Questions must be posed with development proposals, for example, on whether they further the well-being, good of people and the natural environment, “not will it make money for me …
“Why do we have so much plastic packaging? Because it’s convenient and it favour capitalism so the big owners can make more money … Profit and money is what’s driving our economy and it’s also driving our destruction.”
Davies says the Biblical principles of justice and equity must be applied to upholding the sanctity of all of life – not only human life. “We’re bringing about the 6th mass extinction. I always like to say that the greatest sin is causing another species to go extinct because we can never bring it back.”
Davies, who was the Bishop of the Anglican diocese of uMzimvubu for 17 years until his retirement in 2003, has been hailed as a pioneer in the church’s environmental ministry for his decades-long work, raising awareness about environmental degradation and climate change at a time when few were listening.
After his retirement, in a leap of faith and through a series of “God-incidences”, a national conference was held in 2004 to establish Safcei, which was officially launched by Nobel Peace laureate Wangari Maathai. The nonprofit includes representatives of all the region’s major faith traditions and intertwines faith and environmentalism. “There was unity from the start for our multi-faith environmental organisation.”
In 2016, the Archbishop of Canterbury awarded Davies the Langton Award for community service for his lifelong work urging the church to embrace environmental care and seeking eco-justice — both ecological and economic justice.
“Bishop Geoff has been largely responsible for our church’s awareness of environmental issues,” Archbishop Emeritus Desmond Tutu stated in his congratulations. “We owe him a huge debt of gratitude since he did this when it was not fashionable or popular.”
It’s crucial that faith traditions recognise the responsibility they have been given as custodians of the earth, says Davies. “We bring in the ethical principles that are needed in caring for creation.”
He tells how the leadership of Pope Francis, through his encyclical letter on ecology, Laudato Si’, has been a “rallying call” for other faith traditions in caring for nature.
But where it’s not expanding enough is among the more evangelical churches, in some cases, “who emphasise the importance of getting you to heaven instead of caring for this beautiful planet, we have around us now”.
And faith traditions, he stresses, should be following science. “We recognise evolution.
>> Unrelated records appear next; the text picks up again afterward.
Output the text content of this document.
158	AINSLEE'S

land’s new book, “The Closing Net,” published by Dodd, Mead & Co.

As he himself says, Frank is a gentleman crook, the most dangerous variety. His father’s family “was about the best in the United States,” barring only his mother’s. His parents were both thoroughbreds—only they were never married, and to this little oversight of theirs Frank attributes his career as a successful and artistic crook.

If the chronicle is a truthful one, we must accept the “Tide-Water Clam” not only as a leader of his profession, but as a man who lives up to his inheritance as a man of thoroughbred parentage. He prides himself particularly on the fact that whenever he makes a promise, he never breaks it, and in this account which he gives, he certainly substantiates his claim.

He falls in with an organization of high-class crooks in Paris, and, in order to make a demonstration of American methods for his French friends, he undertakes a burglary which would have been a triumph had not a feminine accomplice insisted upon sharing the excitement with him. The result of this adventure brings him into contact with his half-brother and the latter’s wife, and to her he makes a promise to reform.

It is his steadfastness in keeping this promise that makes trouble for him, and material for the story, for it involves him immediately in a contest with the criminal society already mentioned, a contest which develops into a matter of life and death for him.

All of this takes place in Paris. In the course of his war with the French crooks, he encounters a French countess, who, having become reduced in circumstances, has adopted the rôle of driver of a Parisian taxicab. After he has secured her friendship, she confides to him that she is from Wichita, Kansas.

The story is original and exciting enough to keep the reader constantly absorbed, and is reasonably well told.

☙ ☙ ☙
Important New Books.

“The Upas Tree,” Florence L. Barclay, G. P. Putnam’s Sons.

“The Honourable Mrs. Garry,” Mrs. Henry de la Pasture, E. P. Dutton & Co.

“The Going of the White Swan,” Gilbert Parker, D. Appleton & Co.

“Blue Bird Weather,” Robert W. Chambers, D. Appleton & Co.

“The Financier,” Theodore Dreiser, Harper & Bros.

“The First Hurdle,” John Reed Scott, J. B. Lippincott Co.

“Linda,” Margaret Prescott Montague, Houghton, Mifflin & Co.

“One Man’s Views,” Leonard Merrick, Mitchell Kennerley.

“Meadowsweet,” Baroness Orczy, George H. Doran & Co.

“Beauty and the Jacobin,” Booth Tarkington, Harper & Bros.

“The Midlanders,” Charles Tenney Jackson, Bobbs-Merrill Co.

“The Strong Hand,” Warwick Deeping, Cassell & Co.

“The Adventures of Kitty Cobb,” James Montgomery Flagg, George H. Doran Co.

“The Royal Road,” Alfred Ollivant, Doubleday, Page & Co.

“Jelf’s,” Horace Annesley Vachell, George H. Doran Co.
That does not mean that we undermine the power of prayer and miracles, but that God has used evolution in bringing about this incredibly beautiful world.”
Rather than pantheism, which has been seen as “worshipping nature”, Davies speaks about panentheism, a concept that embraces, “the world being in God and God being in the world”.
“That means that God is everywhere and in everything. We look at these beautiful trees, mountains and animals — God is there. People so often see God as separate from the world. But the God we believe in is everything and is not just ‘God up there’, and is a God who loves this world and who loves us in the here and now.”
And God, Davies says, is “really crying” about the way that humanity is treating the world, “the fact that we are upsetting the whole process of evolution. It’s taken billions of years to achieve this state of perfection and we’re now causing it to unravel.”
Facing Day Zero in Cape Town was when people became conscious of their dependence on water, says Davies, who lives in Kalk Bay, near Cape Town.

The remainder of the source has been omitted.